Excellencies, Ladies and Gentlemen, As Africa grows, so Kenya grows. We are taking radical steps to help our country grow faster. My Government is committed to pursuing a new brand of politics. We are committed to fostering an open, tolerant and hardworking Kenya with modern institutions and adhering to good governance. To do this, all leaders must be ready to be held accountable for their actions.

It is the responsibility of Kenyans to scrutinize their leaders and question their performance and character.

My Government in collaboration with Kenyans will get tough with those who use their positions of power to acquire ill-gotten wealth. Therefore, the now fully constituted Ethics and Anti-Corruption Commission must utilize its constitutionally given mandate to investigate and bring to book all those involved in corruption. In the meantime, I urge all Kenyans of goodwill not to give any bribes or otherwise participate in corrupt activities.

Ladies and Gentlemen, In building our nation and taking it to the level of development where we are today, I cannot forget to appreciate the support we have gotten from our development partners.

We are particularly grateful for the support that has gone into building our infrastructure that is critical in enhancing the competitiveness of our economy. We do believe we have more to cooperate with our international friends for the betterment not of Kenya alone but the world as a whole.

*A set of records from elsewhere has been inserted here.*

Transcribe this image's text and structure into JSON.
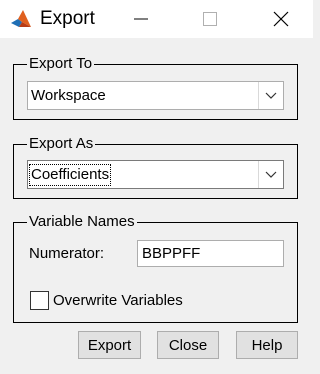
{
  "window": {
    "title": "Export",
    "app_icon": "matlab-logo-icon",
    "controls": [
      "minimize-icon",
      "maximize-icon",
      "close-icon"
    ]
  },
  "export_to": {
    "legend": "Export To",
    "selected": "Workspace"
  },
  "export_as": {
    "legend": "Export As",
    "selected": "Coefficients"
  },
  "variable_names": {
    "legend": "Variable Names",
    "numerator_label": "Numerator:",
    "numerator_value": "BBPPFF",
    "overwrite_label": "Overwrite Variables",
    "overwrite_checked": false
  },
  "buttons": {
    "export": "Export",
    "close": "Close",
    "help": "Help"
  }
}
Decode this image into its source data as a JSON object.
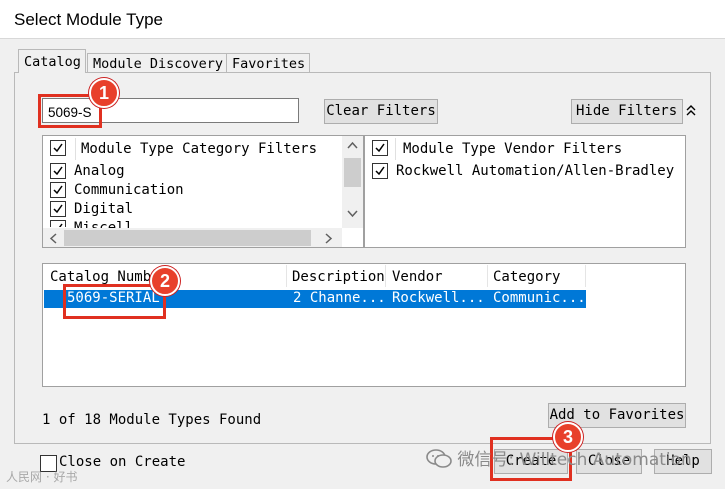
{
  "window": {
    "title": "Select Module Type"
  },
  "tabs": [
    {
      "label": "Catalog",
      "active": true
    },
    {
      "label": "Module Discovery",
      "active": false
    },
    {
      "label": "Favorites",
      "active": false
    }
  ],
  "search": {
    "value": "5069-S"
  },
  "buttons": {
    "clear_filters": "Clear Filters",
    "hide_filters": "Hide Filters",
    "hide_filters_icon": "double-chevron-up-icon",
    "add_to_favorites": "Add to Favorites",
    "create": "Create",
    "close": "Close",
    "help": "Help"
  },
  "category_filters": {
    "header": "Module Type Category Filters",
    "items": [
      {
        "label": "Analog",
        "checked": true
      },
      {
        "label": "Communication",
        "checked": true
      },
      {
        "label": "Digital",
        "checked": true
      },
      {
        "label": "Miscell",
        "checked": true
      }
    ]
  },
  "vendor_filters": {
    "header": "Module Type Vendor Filters",
    "items": [
      {
        "label": "Rockwell Automation/Allen-Bradley",
        "checked": true
      }
    ]
  },
  "results": {
    "columns": [
      "Catalog Numb",
      "Description",
      "Vendor",
      "Category"
    ],
    "rows": [
      {
        "catalog": "5069-SERIAL",
        "description": "2 Channe...",
        "vendor": "Rockwell...",
        "category": "Communic...",
        "selected": true
      }
    ]
  },
  "status": {
    "found_text": "1 of 18 Module Types Found"
  },
  "close_on_create": {
    "label": "Close on Create",
    "checked": false
  },
  "annotations": [
    "1",
    "2",
    "3"
  ],
  "watermarks": {
    "bottom_right": "微信号: Willtech Automation",
    "bottom_left": "人民网 · 好书"
  },
  "colors": {
    "selection": "#0078d7",
    "annotation_red": "#e03020"
  }
}
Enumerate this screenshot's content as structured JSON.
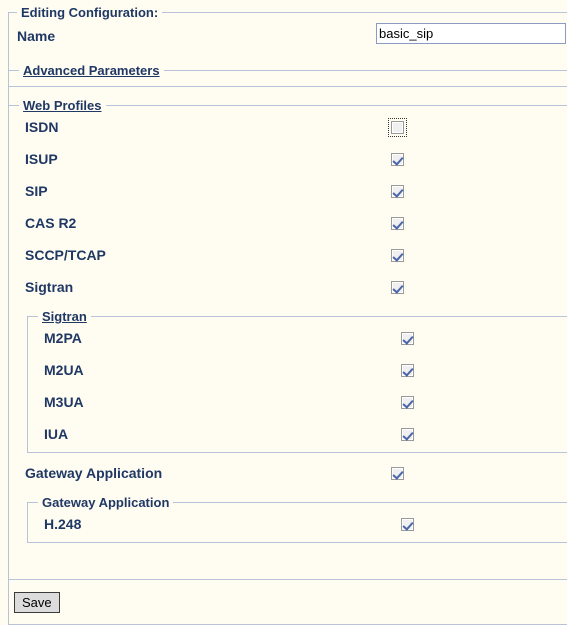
{
  "page": {
    "legend": "Editing Configuration:",
    "background_color": "#FFFCF2",
    "text_color": "#1F3864"
  },
  "name_field": {
    "label": "Name",
    "value": "basic_sip",
    "placeholder": ""
  },
  "advanced_parameters": {
    "legend": "Advanced Parameters",
    "is_link": true,
    "expanded": false
  },
  "web_profiles": {
    "legend": "Web Profiles",
    "is_link": true,
    "items": [
      {
        "label": "ISDN",
        "checked": false,
        "focused": true
      },
      {
        "label": "ISUP",
        "checked": true,
        "focused": false
      },
      {
        "label": "SIP",
        "checked": true,
        "focused": false
      },
      {
        "label": "CAS R2",
        "checked": true,
        "focused": false
      },
      {
        "label": "SCCP/TCAP",
        "checked": true,
        "focused": false
      },
      {
        "label": "Sigtran",
        "checked": true,
        "focused": false
      }
    ]
  },
  "sigtran_group": {
    "legend": "Sigtran",
    "is_link": true,
    "items": [
      {
        "label": "M2PA",
        "checked": true
      },
      {
        "label": "M2UA",
        "checked": true
      },
      {
        "label": "M3UA",
        "checked": true
      },
      {
        "label": "IUA",
        "checked": true
      }
    ]
  },
  "gateway_application_row": {
    "label": "Gateway Application",
    "checked": true
  },
  "gateway_application_group": {
    "legend": "Gateway Application",
    "is_link": false,
    "items": [
      {
        "label": "H.248",
        "checked": true
      }
    ]
  },
  "actions": {
    "save_label": "Save"
  }
}
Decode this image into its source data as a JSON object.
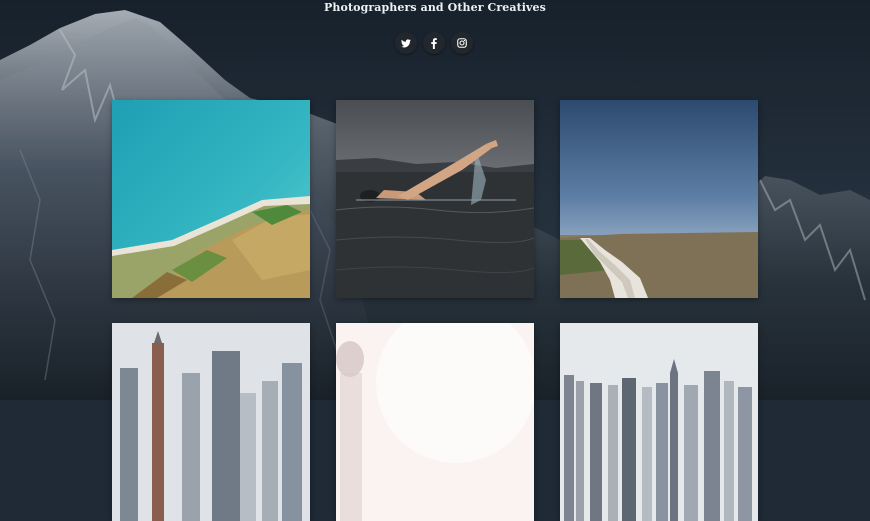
{
  "site": {
    "tagline": "Photographers and Other Creatives"
  },
  "social": [
    {
      "name": "twitter",
      "icon": "twitter-icon"
    },
    {
      "name": "facebook",
      "icon": "facebook-icon"
    },
    {
      "name": "instagram",
      "icon": "instagram-icon"
    }
  ],
  "gallery": [
    {
      "subject": "aerial coastline"
    },
    {
      "subject": "swimmer in dark water"
    },
    {
      "subject": "dirt road through field"
    },
    {
      "subject": "city skyline"
    },
    {
      "subject": "bright figure"
    },
    {
      "subject": "city waterfront skyline"
    }
  ],
  "colors": {
    "background": "#1f2a36",
    "button": "#22272d",
    "text": "#eef1f4"
  }
}
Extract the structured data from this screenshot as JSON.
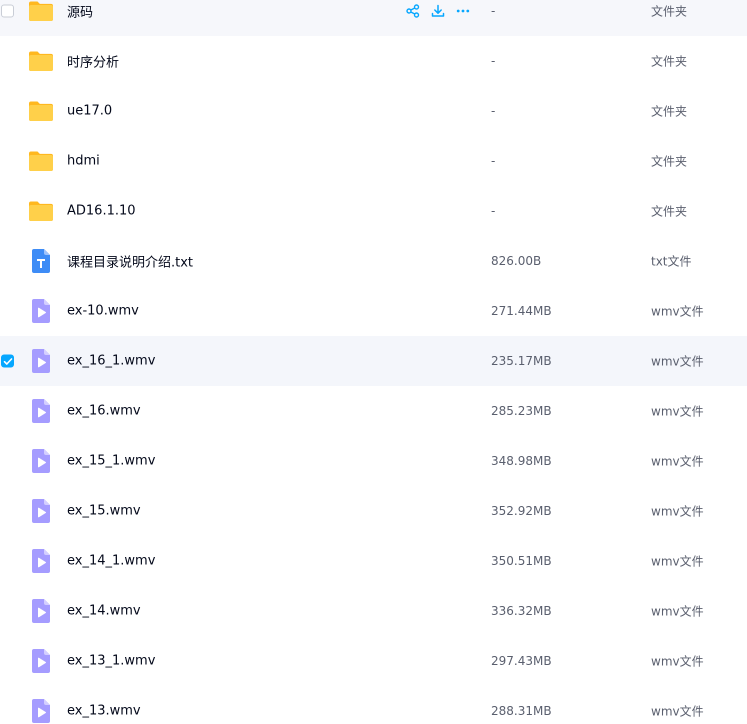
{
  "files": [
    {
      "name": "源码",
      "size": "-",
      "type": "文件夹",
      "kind": "folder",
      "state": "hover"
    },
    {
      "name": "时序分析",
      "size": "-",
      "type": "文件夹",
      "kind": "folder",
      "state": ""
    },
    {
      "name": "ue17.0",
      "size": "-",
      "type": "文件夹",
      "kind": "folder",
      "state": ""
    },
    {
      "name": "hdmi",
      "size": "-",
      "type": "文件夹",
      "kind": "folder",
      "state": ""
    },
    {
      "name": "AD16.1.10",
      "size": "-",
      "type": "文件夹",
      "kind": "folder",
      "state": ""
    },
    {
      "name": "课程目录说明介绍.txt",
      "size": "826.00B",
      "type": "txt文件",
      "kind": "txt",
      "state": ""
    },
    {
      "name": "ex-10.wmv",
      "size": "271.44MB",
      "type": "wmv文件",
      "kind": "video",
      "state": ""
    },
    {
      "name": "ex_16_1.wmv",
      "size": "235.17MB",
      "type": "wmv文件",
      "kind": "video",
      "state": "selected"
    },
    {
      "name": "ex_16.wmv",
      "size": "285.23MB",
      "type": "wmv文件",
      "kind": "video",
      "state": ""
    },
    {
      "name": "ex_15_1.wmv",
      "size": "348.98MB",
      "type": "wmv文件",
      "kind": "video",
      "state": ""
    },
    {
      "name": "ex_15.wmv",
      "size": "352.92MB",
      "type": "wmv文件",
      "kind": "video",
      "state": ""
    },
    {
      "name": "ex_14_1.wmv",
      "size": "350.51MB",
      "type": "wmv文件",
      "kind": "video",
      "state": ""
    },
    {
      "name": "ex_14.wmv",
      "size": "336.32MB",
      "type": "wmv文件",
      "kind": "video",
      "state": ""
    },
    {
      "name": "ex_13_1.wmv",
      "size": "297.43MB",
      "type": "wmv文件",
      "kind": "video",
      "state": ""
    },
    {
      "name": "ex_13.wmv",
      "size": "288.31MB",
      "type": "wmv文件",
      "kind": "video",
      "state": ""
    }
  ],
  "row_actions": [
    {
      "icon": "share-icon"
    },
    {
      "icon": "download-icon"
    },
    {
      "icon": "more-icon"
    }
  ],
  "colors": {
    "accent": "#06a7ff",
    "folder": "#ffc73b",
    "txt": "#3e8cf6",
    "video": "#9c93ff"
  }
}
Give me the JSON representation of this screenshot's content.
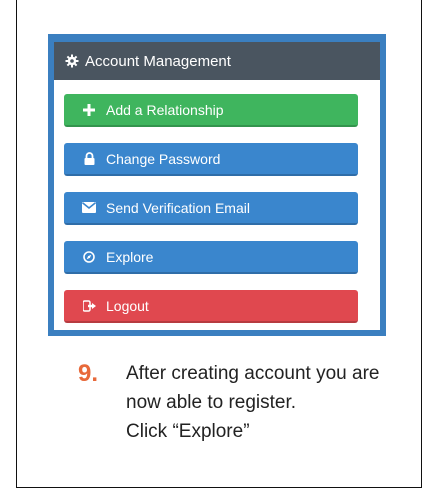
{
  "panel": {
    "title": "Account Management",
    "icon": "gear-icon",
    "accent_color": "#3b7fc0",
    "header_color": "#4a5560"
  },
  "buttons": [
    {
      "label": "Add a Relationship",
      "icon": "plus-icon",
      "color": "#3fb55e"
    },
    {
      "label": "Change Password",
      "icon": "lock-icon",
      "color": "#3a86cd"
    },
    {
      "label": "Send Verification Email",
      "icon": "envelope-icon",
      "color": "#3a86cd"
    },
    {
      "label": "Explore",
      "icon": "compass-icon",
      "color": "#3a86cd"
    },
    {
      "label": "Logout",
      "icon": "sign-out-icon",
      "color": "#e0484f"
    }
  ],
  "step": {
    "number": "9.",
    "number_color": "#e8693a",
    "lines": [
      "After creating account you are",
      "now able to register.",
      "Click “Explore”"
    ]
  }
}
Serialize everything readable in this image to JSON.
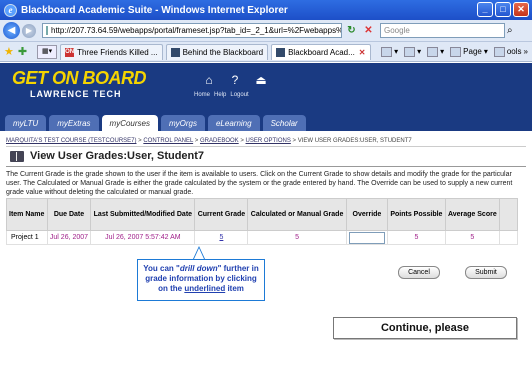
{
  "window": {
    "title": "Blackboard Academic Suite - Windows Internet Explorer",
    "minimize": "_",
    "maximize": "□",
    "close": "✕"
  },
  "address_bar": {
    "url": "http://207.73.64.59/webapps/portal/frameset.jsp?tab_id=_2_1&url=%2Fwebapps%",
    "search_placeholder": "Google"
  },
  "browser_tabs": [
    {
      "label": "Three Friends Killed ...",
      "favicon": "ON",
      "active": false
    },
    {
      "label": "Behind the Blackboard",
      "favicon": "",
      "active": false
    },
    {
      "label": "Blackboard Acad...",
      "favicon": "",
      "active": true
    }
  ],
  "command_bar": {
    "page": "Page",
    "tools": "ools"
  },
  "site": {
    "logo_top": "GET ON BOARD",
    "logo_bottom": "LAWRENCE TECH",
    "header_links": [
      "Home",
      "Help",
      "Logout"
    ],
    "tabs": [
      {
        "label": "myLTU",
        "active": false
      },
      {
        "label": "myExtras",
        "active": false
      },
      {
        "label": "myCourses",
        "active": true
      },
      {
        "label": "myOrgs",
        "active": false
      },
      {
        "label": "eLearning",
        "active": false
      },
      {
        "label": "Scholar",
        "active": false
      }
    ]
  },
  "breadcrumb": {
    "items": [
      "MARQUITA'S TEST COURSE (TESTCOURSE7)",
      "CONTROL PANEL",
      "GRADEBOOK",
      "USER OPTIONS"
    ],
    "separator": " > ",
    "current": " > VIEW USER GRADES:USER, STUDENT7"
  },
  "page_title": "View User Grades:User, Student7",
  "description": "The Current Grade is the grade shown to the user if the item is available to users. Click on the Current Grade to show details and modify the grade for the particular user. The Calculated or Manual Grade is either the grade calculated by the system or the grade entered by hand. The Override can be used to supply a new current grade value without deleting the calculated or manual grade.",
  "table": {
    "headers": [
      "Item Name",
      "Due Date",
      "Last Submitted/Modified Date",
      "Current Grade",
      "Calculated or Manual Grade",
      "Override",
      "Points Possible",
      "Average Score"
    ],
    "rows": [
      {
        "item_name": "Project 1",
        "due_date": "Jul 26, 2007",
        "last_modified": "Jul 26, 2007 5:57:42 AM",
        "current_grade": "5",
        "calculated_grade": "5",
        "override": "",
        "points_possible": "5",
        "average_score": "5"
      }
    ]
  },
  "callout": {
    "line1a": "You can \"",
    "line1b": "drill down",
    "line1c": "\" further in",
    "line2": "grade information by clicking",
    "line3a": "on the ",
    "line3b": "underlined",
    "line3c": " item"
  },
  "buttons": {
    "cancel": "Cancel",
    "submit": "Submit",
    "continue": "Continue, please"
  },
  "colors": {
    "header_bg": "#1a3a82",
    "logo_yellow": "#f5d400",
    "link_purple": "#a0208a",
    "callout_blue": "#2040b0"
  }
}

However, we have a message for them. It is important to recognise that Africa has come of age. Africa seeks constructive partnership.

We will embrace partnerships based on mutual respect and win-win scenarios. We will not accept partnerships that do not recognize we also have the intellectual capacity to engage on equal terms. Africa has a voice. Fifty years after independence, Africa demands that its voice must be heard.

In conclusion, I believe that Kenya is on the verge of becoming a middle income country with high standards of living as laid out in our Vision 2030.To achieve this desired objective, it is critical that political, religious and business leaders exercise responsible leadership and for all of us to respect the rule of law and work hard for the benefit of our country.

I want to give an equivocal commitment to the protection of lives and property of Kenyans; to the economic prosperity for all of us; to inclusivity and equitable growth that leaves no one behind; and to total adherence to the rule of law.

And you on your part as Kenyans, I expect you to remain united and to adhere to good governance as the key pillars on which to build a stronger prosperous and equitable Kenya. The culture of ‘mali ya uma lazima iishe kutoka sasa’.

Our forefathers succeeded in the struggle for our freedom because they were united and above all they were men and women of integrity.

They believed in sharing equally even one grain of maize, if that is all that was available.

Therefore, as we celebrate 50 years of independence, let each of us make a personal commitment to a just, cohesive, and caring nation.

This is what our forefathers fought for. This is what we owe them. This is what we owe the future generations and ourselves.

Excellencies, Ladies and Gentlemen, I Thank You; God Bless You; And God Bless Kenya.